其次,我们需要考察周梅森的小说与新中国以来的主流文学思想的关系。很显然,他的作品思想基调与产生于新中国文学的“工业题材”小说一脉相承。“工业题材”重点反映我国经济建设特别是城市经济建设的生活现实,并通过这个现实生活层面的描写,反映我国经济社会发展的进步。当然,现在的“工业题材”这个概念已经被“城市文学”这个概念所替代,反映的主要内容也不再是工人或城市建设者的生活。这个时候,以反映经济社会发展进步为己任的政治题材小说的兴起,是对“工业题材”的继承和开拓,在很大意义上,也在改变“城市文学”的颓势。我们越来越清楚地看到,所谓的“城市文学”热心表达的多为小资自我的边缘性另类性内容,主题也多相当混乱杂芜,实际上不能正确准确反映中国当代城市的创造性生活和文化。如果没有新的精神文化注入,“城市文学”将会没落。政治题材文学就是一种新的文化。周梅森就是这种新的文化最重要也是最有成就的承担者和发扬光大者。
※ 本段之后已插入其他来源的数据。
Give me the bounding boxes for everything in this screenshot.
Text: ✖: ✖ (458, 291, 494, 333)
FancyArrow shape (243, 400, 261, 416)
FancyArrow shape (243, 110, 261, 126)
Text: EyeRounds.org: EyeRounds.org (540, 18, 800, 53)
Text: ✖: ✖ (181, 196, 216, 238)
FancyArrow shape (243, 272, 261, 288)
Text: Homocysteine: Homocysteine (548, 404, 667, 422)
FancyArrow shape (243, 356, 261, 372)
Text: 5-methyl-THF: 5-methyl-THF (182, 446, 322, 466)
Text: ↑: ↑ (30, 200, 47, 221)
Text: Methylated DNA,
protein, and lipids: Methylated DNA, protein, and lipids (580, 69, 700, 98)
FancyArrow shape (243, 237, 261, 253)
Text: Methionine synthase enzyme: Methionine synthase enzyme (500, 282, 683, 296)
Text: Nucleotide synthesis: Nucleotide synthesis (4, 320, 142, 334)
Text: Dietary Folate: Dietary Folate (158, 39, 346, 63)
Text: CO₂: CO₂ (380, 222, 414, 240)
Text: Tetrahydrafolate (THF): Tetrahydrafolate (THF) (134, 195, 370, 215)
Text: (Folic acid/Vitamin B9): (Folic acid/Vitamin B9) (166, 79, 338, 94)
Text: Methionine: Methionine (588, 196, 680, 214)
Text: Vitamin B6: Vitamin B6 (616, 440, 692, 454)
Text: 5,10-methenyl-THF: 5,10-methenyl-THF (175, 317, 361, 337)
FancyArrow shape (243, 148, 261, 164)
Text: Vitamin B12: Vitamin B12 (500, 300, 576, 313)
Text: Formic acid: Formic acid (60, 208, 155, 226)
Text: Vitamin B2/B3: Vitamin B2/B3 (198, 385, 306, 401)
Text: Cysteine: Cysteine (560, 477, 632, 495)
其三,当我们确认了上述两个思想基点,那么就会很自然地思考周梅森的小说与一种新的时代文学也就是中国特色社会主义文学的关系。中国当代所进行的伟大历史变革,充满创造精神,也带着探索的风险,交织着机遇与挑战。这样一个伟大的时代,也为中国文学的发展创新提供了取之不尽的生活和思想资源,引导着中国文学在反映表现这样的时代中不断进步,建立起属于自己民族的文学思想观念,文学形式,文学话语。这就是中国特色社会主义文学。中国当代文学如果没有意识到这样一个文学时代的到来,那将是短识的。中国当代文学正是由于周梅森等这样作家作品的存在,才会意识到一个新的文学时代的到来。他们的作品我们可以有各种各样的争议,但有一点不可否认,他们和时代同行,他们是一种探索创新的文学,是中国特色社会主义文学的奠基性作品。如果中国当代文学意识到应该走中国特色社会主义文学道路的话,周梅森的重要性将会被确认,将被赋予开创性意义。